Il 416bis non va toccato. Basta saper individuare il metodo mafioso che francamente è difficile negare nei comportamenti dei soggetti coinvolti nell’inchiesta sul 'mondo di mezzo'. Gli ingredienti c’erano tutti e ci sono tutti. C’è la politica, c’è la violenza, l’intimidazione, la corruzione. E c’è anche quella capacità tipica di tutte le mafie di sapersi presentare da una parte coi metodi intimidatori e dall’altra con quelli capaci di creare complicità.
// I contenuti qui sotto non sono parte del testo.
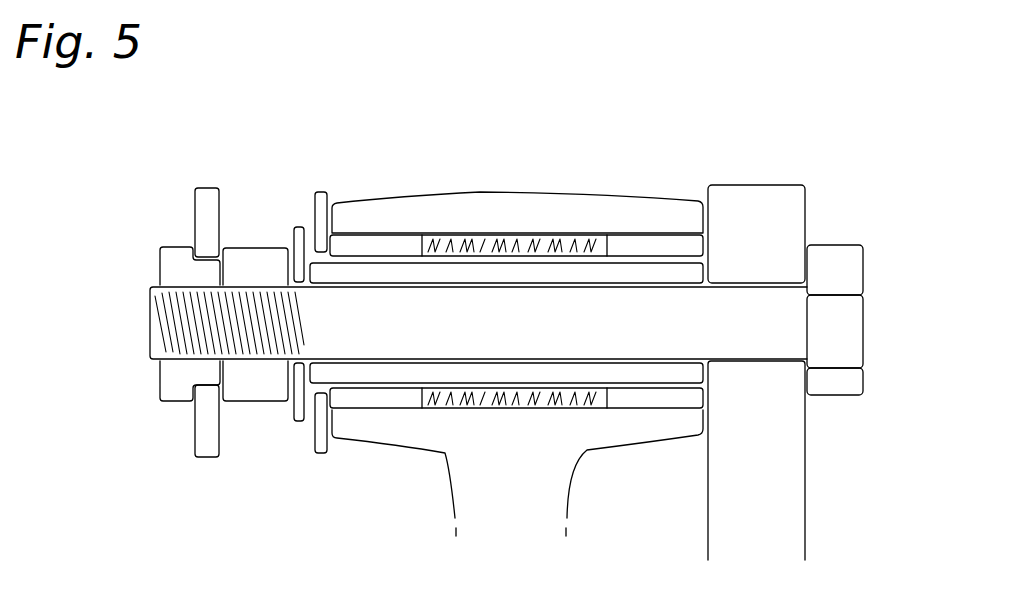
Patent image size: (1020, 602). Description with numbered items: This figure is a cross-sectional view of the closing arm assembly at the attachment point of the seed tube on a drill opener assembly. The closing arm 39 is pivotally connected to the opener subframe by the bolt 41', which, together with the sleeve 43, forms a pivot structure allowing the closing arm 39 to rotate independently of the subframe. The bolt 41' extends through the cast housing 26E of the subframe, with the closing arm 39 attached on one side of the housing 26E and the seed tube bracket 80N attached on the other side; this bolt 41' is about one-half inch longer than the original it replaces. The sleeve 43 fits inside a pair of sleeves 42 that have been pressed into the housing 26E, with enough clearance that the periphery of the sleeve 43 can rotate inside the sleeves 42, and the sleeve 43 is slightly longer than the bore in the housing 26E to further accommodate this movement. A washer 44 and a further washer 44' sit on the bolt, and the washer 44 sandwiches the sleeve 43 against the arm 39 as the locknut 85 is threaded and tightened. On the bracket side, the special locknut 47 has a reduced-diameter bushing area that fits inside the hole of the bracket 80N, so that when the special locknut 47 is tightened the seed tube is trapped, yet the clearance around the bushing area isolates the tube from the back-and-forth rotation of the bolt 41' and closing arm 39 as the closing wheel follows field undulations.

C’è anche il controllo sociale perchè il territorio non è solo un fatto geografico, basti pensare allo sfruttamento dell’immigrazione.

Molti commentando la sentenza dicono che è il riconoscimento che la mafia a Roma non c’è.

Le mafie con la carta d’identità, cioè cosa nostra, ’ndrangheta, camorra e perfino sacra corona unita, a Roma ci sono. E da sempre con un patto di non belligeranza tra di loro. E con un collegamento con quella che io chiamo sempre mafia, cioè la banda della Magliana.

Tra i commenti politici c’è chi dice che l’inchiesta è servita per fare fuori Marino e per spianare la strada alla Raggi.

Non mischiamo le responsabilità della magistratura con quelle della politica. I magistrati devono fare il loro dovere e quando trovano i reati li devono perseguire senza guardare in faccia a nessuno, men che meno alla politica perché la legge è uguale per tutti. Non si può assolutamente strumentalizzare il lavoro della magistratura. È una vecchia storia in questo Paese ed è sempre stato un alibi per la politica per non guardarsi in faccia fino in fondo. Era doveroso che la politica prendesse atto di quello che stava succedendo e ne traesse le conseguenze. Non entro nel merito delle conseguenze perché riguardano le decisioni delle singole forze politiche. Le dimissioni di Ignazio Marino non furono legate all’inchiesta mafia capitale, nella quale era stato detto molto chiaramente che la sua amministrazione aveva cambiato il passo. Anche su questo sgombriamo il campo. Poi si può discutere se è stato giusto o no, ma non sta a me giudicare.